Ich sollte zum Beispiel etwas über meinen Lieblingskinderfilm erzählen oder was ich mit den Kindern unternehmen würde, wenn es draußen geschneit hätte. Zu meiner Überraschung bekam ich für meine Englischkenntnisse dann auch noch die volle Punktzahl. Meine Lehrerin hätte mir noch nicht einmal die Hälfte gegeben, sondern nur missbilligend eine dünne Augenbraue hinter den dicken Brillengläsern hochgezogen und das Lineal laut auf ihre knöcherne Hand klatschen lassen. Lediglich einen kleinen Fauxpas erlaubte ich mir bei der Frage, was die längste Zeit sei, die ich bereits an einem Stück auf Kinder aufgepasst hatte, und viel zu ehrlich drei Stunden antwortete. Andere waren geistesgegenwärtiger und antworteten prompt mit zehn, der maximalen Arbeitszeit eines Au Pairs. Ich war mir ziemlich sicher, dass das nicht immer stimmte, aber es machte sich natürlich um einiges besser auf der Bewerbung. Panisch sah ich mich im Kampf um die beste Gastfamilie plötzlich einiges an Vorsprung verlieren.

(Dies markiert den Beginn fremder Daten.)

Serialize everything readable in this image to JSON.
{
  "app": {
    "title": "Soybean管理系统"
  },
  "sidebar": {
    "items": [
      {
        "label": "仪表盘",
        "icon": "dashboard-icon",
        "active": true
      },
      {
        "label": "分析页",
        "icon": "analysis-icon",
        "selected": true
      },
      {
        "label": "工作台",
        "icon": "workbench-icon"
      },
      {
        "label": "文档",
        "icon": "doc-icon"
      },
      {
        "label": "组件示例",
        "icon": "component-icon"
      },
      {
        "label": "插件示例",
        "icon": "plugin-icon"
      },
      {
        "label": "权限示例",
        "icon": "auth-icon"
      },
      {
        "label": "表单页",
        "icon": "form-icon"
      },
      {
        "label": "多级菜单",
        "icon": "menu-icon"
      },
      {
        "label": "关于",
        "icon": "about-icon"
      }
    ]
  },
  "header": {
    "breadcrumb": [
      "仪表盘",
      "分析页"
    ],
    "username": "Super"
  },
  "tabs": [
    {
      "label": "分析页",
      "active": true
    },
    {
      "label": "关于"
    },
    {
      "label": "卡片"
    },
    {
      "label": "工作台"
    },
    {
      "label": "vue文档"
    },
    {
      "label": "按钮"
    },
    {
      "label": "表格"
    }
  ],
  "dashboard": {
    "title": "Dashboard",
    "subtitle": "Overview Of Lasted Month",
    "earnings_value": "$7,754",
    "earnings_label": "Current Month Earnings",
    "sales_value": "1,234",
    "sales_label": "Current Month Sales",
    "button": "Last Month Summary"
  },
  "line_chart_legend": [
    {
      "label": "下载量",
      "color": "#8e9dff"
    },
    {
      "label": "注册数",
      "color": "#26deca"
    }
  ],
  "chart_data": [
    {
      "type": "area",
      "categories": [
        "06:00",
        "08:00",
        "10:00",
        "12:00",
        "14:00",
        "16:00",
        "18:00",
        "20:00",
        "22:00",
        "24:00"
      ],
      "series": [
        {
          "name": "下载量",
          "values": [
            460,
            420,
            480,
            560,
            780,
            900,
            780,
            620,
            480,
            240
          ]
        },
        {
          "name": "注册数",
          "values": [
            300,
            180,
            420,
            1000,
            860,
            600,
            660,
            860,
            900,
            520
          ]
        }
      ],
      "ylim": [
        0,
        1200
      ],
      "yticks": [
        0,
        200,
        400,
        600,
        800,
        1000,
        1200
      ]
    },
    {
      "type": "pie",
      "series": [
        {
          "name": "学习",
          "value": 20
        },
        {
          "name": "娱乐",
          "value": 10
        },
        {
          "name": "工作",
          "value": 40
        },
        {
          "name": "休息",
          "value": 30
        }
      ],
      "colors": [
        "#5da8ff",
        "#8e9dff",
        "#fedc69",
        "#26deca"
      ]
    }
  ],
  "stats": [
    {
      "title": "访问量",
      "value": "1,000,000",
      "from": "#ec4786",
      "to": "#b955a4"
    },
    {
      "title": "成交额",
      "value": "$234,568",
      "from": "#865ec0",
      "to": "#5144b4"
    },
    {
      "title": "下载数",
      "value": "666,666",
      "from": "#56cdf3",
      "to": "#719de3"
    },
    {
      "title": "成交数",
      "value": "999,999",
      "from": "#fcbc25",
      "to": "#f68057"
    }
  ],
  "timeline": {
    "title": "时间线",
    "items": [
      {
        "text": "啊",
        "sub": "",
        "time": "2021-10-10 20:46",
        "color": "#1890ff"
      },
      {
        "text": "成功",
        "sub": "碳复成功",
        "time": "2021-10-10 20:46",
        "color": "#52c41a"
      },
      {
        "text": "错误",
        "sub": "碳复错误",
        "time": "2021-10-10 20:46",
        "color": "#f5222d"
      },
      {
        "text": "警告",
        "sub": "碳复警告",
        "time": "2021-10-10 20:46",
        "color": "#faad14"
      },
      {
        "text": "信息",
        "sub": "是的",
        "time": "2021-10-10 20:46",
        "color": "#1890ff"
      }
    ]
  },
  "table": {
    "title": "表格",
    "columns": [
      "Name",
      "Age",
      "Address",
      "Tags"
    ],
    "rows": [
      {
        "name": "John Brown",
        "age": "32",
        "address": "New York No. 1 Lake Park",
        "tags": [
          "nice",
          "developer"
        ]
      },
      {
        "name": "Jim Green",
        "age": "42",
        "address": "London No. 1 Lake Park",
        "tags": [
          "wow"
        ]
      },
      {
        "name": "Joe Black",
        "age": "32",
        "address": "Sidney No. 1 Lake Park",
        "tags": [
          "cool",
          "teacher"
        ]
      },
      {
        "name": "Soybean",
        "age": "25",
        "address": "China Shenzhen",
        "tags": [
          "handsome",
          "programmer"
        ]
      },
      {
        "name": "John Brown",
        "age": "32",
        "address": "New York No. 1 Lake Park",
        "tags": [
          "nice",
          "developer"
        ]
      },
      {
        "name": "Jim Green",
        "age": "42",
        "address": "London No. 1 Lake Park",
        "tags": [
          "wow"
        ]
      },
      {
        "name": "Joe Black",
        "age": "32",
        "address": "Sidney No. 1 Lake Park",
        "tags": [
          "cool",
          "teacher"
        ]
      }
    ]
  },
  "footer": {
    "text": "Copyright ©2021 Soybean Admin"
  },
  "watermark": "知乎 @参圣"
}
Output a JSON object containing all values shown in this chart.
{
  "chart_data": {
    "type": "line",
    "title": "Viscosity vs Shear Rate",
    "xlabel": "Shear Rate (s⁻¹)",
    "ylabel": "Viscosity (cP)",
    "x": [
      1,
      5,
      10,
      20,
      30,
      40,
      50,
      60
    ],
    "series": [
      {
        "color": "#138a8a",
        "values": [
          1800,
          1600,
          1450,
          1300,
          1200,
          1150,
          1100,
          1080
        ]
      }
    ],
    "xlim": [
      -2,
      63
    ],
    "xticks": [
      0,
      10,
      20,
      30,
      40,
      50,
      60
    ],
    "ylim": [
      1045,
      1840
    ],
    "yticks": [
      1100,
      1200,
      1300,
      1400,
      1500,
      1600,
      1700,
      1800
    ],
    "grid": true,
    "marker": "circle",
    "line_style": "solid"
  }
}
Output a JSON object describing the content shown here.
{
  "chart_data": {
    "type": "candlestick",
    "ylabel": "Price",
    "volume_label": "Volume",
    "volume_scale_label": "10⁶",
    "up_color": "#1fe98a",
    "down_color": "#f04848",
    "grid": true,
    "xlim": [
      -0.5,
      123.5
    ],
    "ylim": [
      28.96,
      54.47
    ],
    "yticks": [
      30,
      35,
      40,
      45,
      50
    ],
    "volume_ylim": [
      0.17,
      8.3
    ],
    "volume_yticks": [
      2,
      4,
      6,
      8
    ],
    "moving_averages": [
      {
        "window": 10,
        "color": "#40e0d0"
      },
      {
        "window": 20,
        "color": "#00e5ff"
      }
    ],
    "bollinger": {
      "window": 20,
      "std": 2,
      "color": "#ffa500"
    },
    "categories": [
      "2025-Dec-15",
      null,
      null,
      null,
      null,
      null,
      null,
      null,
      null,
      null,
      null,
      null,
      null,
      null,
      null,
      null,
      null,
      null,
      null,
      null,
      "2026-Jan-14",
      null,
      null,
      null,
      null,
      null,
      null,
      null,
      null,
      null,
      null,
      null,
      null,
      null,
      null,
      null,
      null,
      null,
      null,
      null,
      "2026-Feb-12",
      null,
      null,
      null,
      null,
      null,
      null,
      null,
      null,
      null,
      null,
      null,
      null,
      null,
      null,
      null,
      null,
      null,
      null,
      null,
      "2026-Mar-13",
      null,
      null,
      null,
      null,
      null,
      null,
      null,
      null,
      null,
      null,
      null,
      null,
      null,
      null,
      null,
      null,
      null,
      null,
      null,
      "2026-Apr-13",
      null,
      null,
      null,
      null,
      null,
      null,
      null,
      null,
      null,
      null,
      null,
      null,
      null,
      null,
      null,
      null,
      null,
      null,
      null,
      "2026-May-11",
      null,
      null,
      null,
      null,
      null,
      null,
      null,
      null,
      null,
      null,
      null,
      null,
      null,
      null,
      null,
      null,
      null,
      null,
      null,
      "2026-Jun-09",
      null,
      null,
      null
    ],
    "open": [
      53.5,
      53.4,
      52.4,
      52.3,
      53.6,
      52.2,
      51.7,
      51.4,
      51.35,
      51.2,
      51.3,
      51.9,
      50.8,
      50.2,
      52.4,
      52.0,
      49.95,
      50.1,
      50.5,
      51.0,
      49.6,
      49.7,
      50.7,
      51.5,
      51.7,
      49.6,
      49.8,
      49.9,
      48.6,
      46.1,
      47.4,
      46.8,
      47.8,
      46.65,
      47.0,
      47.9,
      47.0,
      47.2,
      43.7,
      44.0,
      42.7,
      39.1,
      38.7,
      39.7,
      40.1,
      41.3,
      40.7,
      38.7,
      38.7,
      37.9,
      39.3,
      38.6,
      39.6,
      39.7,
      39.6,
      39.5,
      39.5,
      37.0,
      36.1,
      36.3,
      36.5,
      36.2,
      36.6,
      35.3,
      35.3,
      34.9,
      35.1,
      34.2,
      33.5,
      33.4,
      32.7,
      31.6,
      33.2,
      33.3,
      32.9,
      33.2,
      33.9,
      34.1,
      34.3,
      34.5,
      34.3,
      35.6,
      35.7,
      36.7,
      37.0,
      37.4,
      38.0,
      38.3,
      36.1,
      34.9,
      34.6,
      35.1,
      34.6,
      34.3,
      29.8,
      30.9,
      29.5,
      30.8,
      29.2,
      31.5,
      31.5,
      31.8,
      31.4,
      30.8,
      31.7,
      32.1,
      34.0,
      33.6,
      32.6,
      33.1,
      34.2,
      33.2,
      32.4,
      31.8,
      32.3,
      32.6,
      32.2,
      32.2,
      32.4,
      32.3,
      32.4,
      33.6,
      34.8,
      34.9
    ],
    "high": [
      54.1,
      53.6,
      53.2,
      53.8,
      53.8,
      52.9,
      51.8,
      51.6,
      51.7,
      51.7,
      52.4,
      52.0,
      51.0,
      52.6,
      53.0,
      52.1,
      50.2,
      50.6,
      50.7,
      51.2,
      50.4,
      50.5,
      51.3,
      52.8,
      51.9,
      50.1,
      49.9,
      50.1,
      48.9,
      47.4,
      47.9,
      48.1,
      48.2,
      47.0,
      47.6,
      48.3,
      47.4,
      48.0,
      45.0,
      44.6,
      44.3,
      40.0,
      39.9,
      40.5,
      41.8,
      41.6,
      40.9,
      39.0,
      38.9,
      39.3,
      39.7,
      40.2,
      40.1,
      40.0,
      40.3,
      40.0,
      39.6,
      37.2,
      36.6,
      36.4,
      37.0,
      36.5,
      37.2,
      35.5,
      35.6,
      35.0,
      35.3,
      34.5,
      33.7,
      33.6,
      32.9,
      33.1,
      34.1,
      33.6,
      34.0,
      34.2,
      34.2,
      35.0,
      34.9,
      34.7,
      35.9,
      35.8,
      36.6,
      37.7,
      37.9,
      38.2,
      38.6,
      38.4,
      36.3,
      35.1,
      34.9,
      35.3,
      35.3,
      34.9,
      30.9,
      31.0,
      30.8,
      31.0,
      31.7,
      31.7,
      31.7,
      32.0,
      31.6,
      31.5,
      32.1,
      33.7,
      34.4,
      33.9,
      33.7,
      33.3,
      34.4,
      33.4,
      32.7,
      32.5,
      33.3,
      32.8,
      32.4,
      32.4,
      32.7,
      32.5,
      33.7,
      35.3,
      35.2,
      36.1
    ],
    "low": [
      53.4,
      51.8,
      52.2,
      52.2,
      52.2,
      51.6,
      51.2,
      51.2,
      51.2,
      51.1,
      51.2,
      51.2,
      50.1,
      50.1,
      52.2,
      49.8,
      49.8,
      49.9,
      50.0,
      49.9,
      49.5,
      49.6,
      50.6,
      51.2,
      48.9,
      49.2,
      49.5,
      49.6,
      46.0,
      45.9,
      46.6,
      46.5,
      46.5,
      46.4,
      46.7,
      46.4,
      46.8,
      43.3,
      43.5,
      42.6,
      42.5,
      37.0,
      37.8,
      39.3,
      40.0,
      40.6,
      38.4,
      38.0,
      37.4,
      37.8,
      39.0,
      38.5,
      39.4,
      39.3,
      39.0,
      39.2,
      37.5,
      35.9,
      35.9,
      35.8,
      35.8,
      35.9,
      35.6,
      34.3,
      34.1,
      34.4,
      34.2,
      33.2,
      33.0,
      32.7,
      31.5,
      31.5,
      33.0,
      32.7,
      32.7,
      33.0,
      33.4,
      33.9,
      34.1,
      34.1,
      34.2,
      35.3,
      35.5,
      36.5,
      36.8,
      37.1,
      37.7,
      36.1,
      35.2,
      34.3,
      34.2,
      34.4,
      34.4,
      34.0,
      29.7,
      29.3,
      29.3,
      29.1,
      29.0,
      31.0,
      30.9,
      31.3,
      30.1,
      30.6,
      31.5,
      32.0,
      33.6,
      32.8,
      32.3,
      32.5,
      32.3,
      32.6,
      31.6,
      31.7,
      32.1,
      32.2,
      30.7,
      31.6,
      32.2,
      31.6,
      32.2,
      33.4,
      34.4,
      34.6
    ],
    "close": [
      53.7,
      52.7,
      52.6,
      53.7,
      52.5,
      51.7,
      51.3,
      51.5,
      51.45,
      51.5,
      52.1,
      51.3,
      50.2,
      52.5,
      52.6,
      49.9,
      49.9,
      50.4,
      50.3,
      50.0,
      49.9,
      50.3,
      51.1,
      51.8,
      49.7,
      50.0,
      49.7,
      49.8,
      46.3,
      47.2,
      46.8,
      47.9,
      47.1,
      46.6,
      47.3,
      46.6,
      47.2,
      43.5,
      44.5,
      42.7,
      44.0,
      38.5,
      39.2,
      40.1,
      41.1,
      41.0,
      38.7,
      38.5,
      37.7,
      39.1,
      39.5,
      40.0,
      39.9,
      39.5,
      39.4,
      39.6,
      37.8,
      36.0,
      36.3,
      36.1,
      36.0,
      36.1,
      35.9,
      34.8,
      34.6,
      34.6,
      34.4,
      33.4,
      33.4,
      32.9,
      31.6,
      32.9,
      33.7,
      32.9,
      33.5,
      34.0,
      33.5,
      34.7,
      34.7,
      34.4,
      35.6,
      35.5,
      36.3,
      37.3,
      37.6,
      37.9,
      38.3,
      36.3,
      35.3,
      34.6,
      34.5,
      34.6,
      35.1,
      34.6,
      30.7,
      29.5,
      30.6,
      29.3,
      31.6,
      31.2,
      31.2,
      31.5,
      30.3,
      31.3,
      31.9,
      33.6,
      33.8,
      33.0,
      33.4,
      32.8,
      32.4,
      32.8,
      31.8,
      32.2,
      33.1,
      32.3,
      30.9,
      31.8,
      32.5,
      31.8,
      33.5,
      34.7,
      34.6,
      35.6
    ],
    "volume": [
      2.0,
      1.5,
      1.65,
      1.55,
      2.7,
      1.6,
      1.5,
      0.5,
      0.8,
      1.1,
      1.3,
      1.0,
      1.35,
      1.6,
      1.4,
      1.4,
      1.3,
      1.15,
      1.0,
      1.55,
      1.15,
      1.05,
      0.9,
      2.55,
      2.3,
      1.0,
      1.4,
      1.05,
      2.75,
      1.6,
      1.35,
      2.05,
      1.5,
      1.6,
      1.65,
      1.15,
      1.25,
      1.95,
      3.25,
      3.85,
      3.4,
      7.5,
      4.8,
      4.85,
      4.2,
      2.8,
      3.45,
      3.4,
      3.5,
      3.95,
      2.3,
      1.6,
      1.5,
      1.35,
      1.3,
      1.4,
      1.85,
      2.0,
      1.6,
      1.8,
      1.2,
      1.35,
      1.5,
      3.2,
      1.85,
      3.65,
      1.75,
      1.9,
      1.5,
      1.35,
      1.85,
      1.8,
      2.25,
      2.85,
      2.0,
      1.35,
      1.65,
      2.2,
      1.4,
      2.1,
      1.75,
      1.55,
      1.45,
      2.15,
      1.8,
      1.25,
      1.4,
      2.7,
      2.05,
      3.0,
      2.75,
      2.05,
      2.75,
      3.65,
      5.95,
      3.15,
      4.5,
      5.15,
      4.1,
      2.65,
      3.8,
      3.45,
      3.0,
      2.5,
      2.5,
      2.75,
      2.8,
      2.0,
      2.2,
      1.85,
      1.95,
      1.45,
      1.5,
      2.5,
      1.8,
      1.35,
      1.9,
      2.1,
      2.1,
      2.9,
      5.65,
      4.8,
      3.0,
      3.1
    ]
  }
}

Als das Interview endlich überstanden war, bekamen wir einen Zettel, auf den wir unser gewünschtes Abreisedatum schreiben sollten. Ich entschied mich für August, denn so blieb mir noch etwas Zeit, nach dem Abitur erst einmal durch Europa zu reisen. Auch sollten wir ankreuzen, ob wir einen Freund haben oder nicht. »Einige Gastfamilien sehen es nicht so gerne, wenn man einen Freund hat, denn dann ist man oft anfälliger für Heimweh.« Da brauchten sie sich bei mir keine Gedanken zu machen, meine Familie befürchtete eher, dass ich für den Rest meines Lebens allein bleiben würde. Männer schenkten in der Regel der Deckenbeleuchtung im Club mehr Beachtung als mir. Außerdem sollten wir angeben, ob wir bereit seien, bei Familien einer anderen Religion oder „Race”, bei Homosexuellen oder Singleeltern zu wohnen. Single Dad schloss ich sofort aus, da ich mir das unter gewissen Umständen etwas unangenehm vorstellte. Meine Erfahrung mit dem männlichen Geschlecht beschränkte sich wirklich auf ein Minimum. Der Punkt „Race“, bereitete mir am meisten Kopfzerbrechen. Natürlich hatte ich nichts gegen andere Kulturen, aber ich wollte ja unbedingt den amerikanischen „way of life“ kennenlernen. Doch würde es nicht seltsam wirken, wenn ich hier ein Nein auswählte? Eines der ehemaligen Au Pairs beruhigte mich aber sofort: Man könne ankreuzen, was einem die Intuition sage, ohne sich dafür irgendwie rechtfertigen zu müssen. Sie selbst habe einfach überall ein Nein hingesetzt, da sie wollte, dass die neue Familie ihrer eigenen möglichst ähnlich war. So wurde es auch bei mir an dieser Stelle ein Nein. Zum Schluss mussten wir noch die maximale Kinderanzahl, auf die wir bereit waren aufzupassen, angeben. Mir erschien drei gerade richtig, soviel war ich von meinen Geschwistern gewohnt, und vier würden sicher eine Menge an Nerven erfordern. Bei der Altersspanne entschied ich mich für älter als fünf, da man mit Älteren immerhin einigermaßen vernünftig reden und auch mehr unternehmen konnte.
Bevor es nach Hause ging, zeigte uns Anna-Lena noch persönliche Fotos von ihrer unvergesslichen Zeit. Es war beruhigend, nicht nur von Werbefilmchen und Internetseiten zu hören, wie viel Schönes auf einen zukam, sondern dies auch von richtigen Au Pairs bestätigt zu bekommen.